The country has set challenging revenue targets in its budget to help it win approval from the IMF for a loan to stave off another economic meltdown, even as domestic anger rises at new taxation measures.
“We hope to culminate this (IMF) process in the next three to four weeks,” minister of state for finance, revenue and power, Ali Pervaiz Malik, said last Wednesday (3), with the aim of thrashing out a staff level agreement before the IMF board recess.
“I think it will be north of $6bn,” he said of the size of the package, though he added at this point the IMF’s validation was primary focus. The IMF did not respond immediately to a request for comment.
Pakistan has set a tax revenue target of 13 trillion rupees (£36.7bn) for the fiscal year that began on July 1, a near 40 per cent jump from the prior year, and a sharp drop in its fiscal deficit to 5.9 per cent of GDP from 7.4 per cent the previous year.

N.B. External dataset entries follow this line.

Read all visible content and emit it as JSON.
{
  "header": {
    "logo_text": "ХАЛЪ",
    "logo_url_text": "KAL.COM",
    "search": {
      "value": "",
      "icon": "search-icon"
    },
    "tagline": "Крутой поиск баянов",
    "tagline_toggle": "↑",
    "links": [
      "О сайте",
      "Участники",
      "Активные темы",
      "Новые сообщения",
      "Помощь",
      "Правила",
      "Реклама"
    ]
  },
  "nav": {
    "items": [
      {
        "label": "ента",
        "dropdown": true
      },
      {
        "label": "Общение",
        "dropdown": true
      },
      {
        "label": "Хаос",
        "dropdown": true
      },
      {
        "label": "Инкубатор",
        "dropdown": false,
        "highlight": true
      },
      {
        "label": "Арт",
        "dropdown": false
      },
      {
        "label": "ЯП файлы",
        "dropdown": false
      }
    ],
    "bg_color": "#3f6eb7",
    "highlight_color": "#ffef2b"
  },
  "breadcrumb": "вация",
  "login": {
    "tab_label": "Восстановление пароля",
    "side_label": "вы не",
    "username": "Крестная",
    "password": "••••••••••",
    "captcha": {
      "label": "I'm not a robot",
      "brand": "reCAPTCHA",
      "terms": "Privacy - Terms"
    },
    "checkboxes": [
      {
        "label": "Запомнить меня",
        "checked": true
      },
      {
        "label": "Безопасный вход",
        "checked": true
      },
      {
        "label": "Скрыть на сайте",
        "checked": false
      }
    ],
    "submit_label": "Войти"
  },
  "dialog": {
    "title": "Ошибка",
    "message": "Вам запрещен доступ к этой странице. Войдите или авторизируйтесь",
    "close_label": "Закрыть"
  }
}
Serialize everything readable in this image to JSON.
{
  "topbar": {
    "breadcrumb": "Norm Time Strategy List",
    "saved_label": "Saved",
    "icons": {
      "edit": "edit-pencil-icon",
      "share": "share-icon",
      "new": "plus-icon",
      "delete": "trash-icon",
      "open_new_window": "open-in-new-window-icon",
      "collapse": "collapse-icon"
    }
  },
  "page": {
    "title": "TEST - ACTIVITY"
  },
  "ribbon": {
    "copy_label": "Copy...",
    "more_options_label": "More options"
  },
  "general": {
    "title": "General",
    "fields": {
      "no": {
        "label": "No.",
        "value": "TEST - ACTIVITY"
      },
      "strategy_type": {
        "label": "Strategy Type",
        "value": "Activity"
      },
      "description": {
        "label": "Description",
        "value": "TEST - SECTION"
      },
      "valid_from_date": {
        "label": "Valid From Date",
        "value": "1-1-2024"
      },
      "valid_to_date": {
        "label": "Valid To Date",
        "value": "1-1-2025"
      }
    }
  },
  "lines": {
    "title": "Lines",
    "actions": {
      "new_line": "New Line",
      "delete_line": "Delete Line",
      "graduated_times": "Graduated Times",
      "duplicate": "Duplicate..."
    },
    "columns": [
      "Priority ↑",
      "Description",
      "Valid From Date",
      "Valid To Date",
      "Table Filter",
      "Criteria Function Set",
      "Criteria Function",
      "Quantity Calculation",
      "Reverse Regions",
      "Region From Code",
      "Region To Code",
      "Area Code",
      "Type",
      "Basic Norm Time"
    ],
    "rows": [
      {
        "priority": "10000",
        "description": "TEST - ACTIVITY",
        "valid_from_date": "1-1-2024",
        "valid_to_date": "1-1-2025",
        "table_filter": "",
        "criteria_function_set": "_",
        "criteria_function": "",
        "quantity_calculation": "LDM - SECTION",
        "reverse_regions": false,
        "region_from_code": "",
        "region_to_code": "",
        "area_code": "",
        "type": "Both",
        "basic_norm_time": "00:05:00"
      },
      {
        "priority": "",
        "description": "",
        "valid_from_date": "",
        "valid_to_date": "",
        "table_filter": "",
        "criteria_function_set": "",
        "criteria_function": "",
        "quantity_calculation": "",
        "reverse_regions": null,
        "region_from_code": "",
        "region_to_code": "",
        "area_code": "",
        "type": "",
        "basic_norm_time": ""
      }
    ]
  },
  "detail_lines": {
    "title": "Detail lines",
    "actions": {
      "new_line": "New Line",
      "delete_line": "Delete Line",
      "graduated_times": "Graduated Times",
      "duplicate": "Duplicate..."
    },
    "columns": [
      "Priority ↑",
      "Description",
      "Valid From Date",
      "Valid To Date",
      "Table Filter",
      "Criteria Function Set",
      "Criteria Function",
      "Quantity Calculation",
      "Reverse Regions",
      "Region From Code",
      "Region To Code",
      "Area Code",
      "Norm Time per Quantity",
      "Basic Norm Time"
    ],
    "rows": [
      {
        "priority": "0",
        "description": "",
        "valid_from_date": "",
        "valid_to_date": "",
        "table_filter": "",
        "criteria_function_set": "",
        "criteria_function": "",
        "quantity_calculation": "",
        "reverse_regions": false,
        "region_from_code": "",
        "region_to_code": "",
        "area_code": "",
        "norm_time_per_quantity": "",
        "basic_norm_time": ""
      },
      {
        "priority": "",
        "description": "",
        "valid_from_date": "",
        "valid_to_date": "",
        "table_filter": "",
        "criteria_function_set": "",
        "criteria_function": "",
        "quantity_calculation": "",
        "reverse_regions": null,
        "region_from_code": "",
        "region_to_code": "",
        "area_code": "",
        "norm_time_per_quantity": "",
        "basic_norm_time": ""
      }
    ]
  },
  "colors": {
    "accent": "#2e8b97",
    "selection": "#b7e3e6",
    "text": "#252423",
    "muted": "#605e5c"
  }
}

Malik said the point of pushing out a tough and unpopular budget was to use it as a stepping stone for an IMF programme, adding the lender was satisfied with the revenue measures taken, based on their talks.
“There are no major issues left to address, now that all major prior actions have been met, the budget being one of them,” Malik said.
While the budget may win approval from the IMF, it could fuel public anger, according to analysts. “Obviously, they (budget reforms) are burdensome for the local economy, but the IMF program is all about stabilisation,” Malik said.
Sakib Sherani, an economist who heads private firm Macro Economic Insights, said a quick deal with the IMF was needed to avoid pressure on Pakistan’s foreign exchange reserves and the currency given the country’s maturing debt repayments and the effects of unwinding of capital and import controls that were applied earlier.
“If it takes longer, then the central bank may be forced to temporarily re-instate import and capital controls,” he said. “There will be a period of uncertainty, and one casualty is likely to be the rally in equities.”